I work for a company that could greatly benefit from an out-of-the-box distribut...

pyrophane · on July 13, 2021

I last looked into this a couple of years ago, so this might be slightly out of date.

I think most popular options for high-volume self-hosted distributed stream processing solutions are still Spark, Flink, and Kafka Streams.

Kafka streams is simpler, as it is basically just a framework on top of Kafka itself, so if you already use Kafka for streaming data and don't have complex needs, it might be a good option.

Spark and Flink are similar. Both support both batch processing (on top of Hadoop, for example) and stream processing. Spark has better tooling, but Flink has more sophisticated support for streaming window functions. Spark also uses "micro-batches" instead of being truly real-time, so there will be a bit more latency when doing streaming with Spark, if that matters.

--

Another interesting project is Beam, which provides a unified way of writing jobs that can then be run on different engines that support it (both Flink and Spark do, as well as Dataflow on Google).

Apache hosts a lot of projects in this category. Most (like Storm) I would probably not pick up for a greenfield project today. Also, these things come with some significant operational overhead, so make sure you really need them. Stream processing at scale is hard. The compelling use case for these things is when you need to do window aggregations on a lot of streaming data and get results in real-time.

emmelaich · on July 14, 2021

Databricks if you don't want to do it yourself. (which is Apache Spark)

I have no relationship with Databricks.

random314 · on July 13, 2021

Look at Flink or Heron. Other choices like storm aren't any good.

elric · on July 14, 2021

While I appreciate your taking the time to make suggestions, these suggestions aren't very useful without context. I'm not saying that it's up to you to provide the context. But I don't know much about Flink or Heron, and looking at their respective websites doesn't tell me whether they'd be a good fit for a specific use case.

At this point, all of these frameworks would probably benefit from a flowchart (or questionnaire tool) that can guide someone towards an informed decision. "Do you need redundancy?" - "Can you afford to lose some messages in situation XYZ?" - "How many events/sec do you want to process?" - "How much hardware can you throw at the problem?" etc.

random314 · on July 15, 2021

The situation is actually more complex than you are suggesting. A check box comparison is not useful. I have worked in considerable depth in the streaming space and my comments are based off the design docs of both systems. You should read Twitter's heron paper and Apache Flink design docs.

For eg, storm or samza might check all the boxes, but the design of the system is poor enough that the performance will suck. For older versions of Storm, you should be able to write a multithreaded app on a single machine that outperforms a storm cluster.

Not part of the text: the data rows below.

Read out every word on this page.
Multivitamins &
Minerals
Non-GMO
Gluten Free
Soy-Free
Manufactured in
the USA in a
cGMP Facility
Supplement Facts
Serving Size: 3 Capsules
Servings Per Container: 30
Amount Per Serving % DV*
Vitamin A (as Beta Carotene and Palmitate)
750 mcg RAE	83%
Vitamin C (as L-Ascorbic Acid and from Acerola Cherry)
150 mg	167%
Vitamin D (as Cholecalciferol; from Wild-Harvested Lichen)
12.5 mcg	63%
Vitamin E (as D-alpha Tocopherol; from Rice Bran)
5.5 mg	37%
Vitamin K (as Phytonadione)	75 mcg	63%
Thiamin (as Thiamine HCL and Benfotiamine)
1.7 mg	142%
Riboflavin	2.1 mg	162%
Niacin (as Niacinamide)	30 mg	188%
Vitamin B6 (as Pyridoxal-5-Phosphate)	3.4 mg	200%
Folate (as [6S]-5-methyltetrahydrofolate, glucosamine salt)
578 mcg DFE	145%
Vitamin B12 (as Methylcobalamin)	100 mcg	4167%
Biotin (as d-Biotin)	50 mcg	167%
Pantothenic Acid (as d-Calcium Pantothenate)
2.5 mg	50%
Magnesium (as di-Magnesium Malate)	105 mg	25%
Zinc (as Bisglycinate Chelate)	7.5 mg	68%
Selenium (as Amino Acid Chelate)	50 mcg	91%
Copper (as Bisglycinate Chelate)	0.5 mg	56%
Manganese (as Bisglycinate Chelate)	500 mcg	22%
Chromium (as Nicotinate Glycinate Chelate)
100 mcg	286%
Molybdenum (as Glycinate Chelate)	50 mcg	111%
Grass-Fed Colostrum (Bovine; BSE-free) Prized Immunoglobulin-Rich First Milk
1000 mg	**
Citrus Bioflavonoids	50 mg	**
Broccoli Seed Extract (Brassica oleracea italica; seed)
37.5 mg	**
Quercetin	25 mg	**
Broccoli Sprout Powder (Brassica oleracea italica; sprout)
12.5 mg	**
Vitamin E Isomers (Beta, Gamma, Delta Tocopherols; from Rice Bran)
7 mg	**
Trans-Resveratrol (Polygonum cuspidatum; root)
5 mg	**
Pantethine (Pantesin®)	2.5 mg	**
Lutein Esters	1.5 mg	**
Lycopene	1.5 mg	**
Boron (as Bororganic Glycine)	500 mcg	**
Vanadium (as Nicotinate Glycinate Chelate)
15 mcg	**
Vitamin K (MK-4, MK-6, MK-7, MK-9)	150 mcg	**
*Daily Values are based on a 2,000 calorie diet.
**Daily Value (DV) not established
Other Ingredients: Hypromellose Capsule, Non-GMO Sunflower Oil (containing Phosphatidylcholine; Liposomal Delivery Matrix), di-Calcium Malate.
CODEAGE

himoacs · on July 13, 2021

I recommend checking out Solace. They have been in business for 20 years. It's not open source though but packs all the enterprise features you would need.

haik90 · on July 13, 2021

Had a lot trouble running solace on vm and docker, spend a lot time try to find root cause memory leak (happen every few months)

I still don't get why they use VPN terms for event broker

himoacs · on July 13, 2021

That's a shame. I work at Solace so shoot me a message and I will show you how to set it up if you are interested.

Solace's first product was hardware appliances which are still used for high throughput and low latency usecases. Concept of VPN was used to set up isolated virtual brokers so different teams can have their own environments on a shared hardware appliance.

The concept was ported over to software as well and is extremely useful in an enterprise environment. It allows different teams to have their own virtual brokers but not have to pay for or manage multiple brokers.

Nullabillity · on July 13, 2021

> I work at Solace

That recontextualizes your previous post quite a bit...

jsight · on July 13, 2021

https://xkcd.com/927/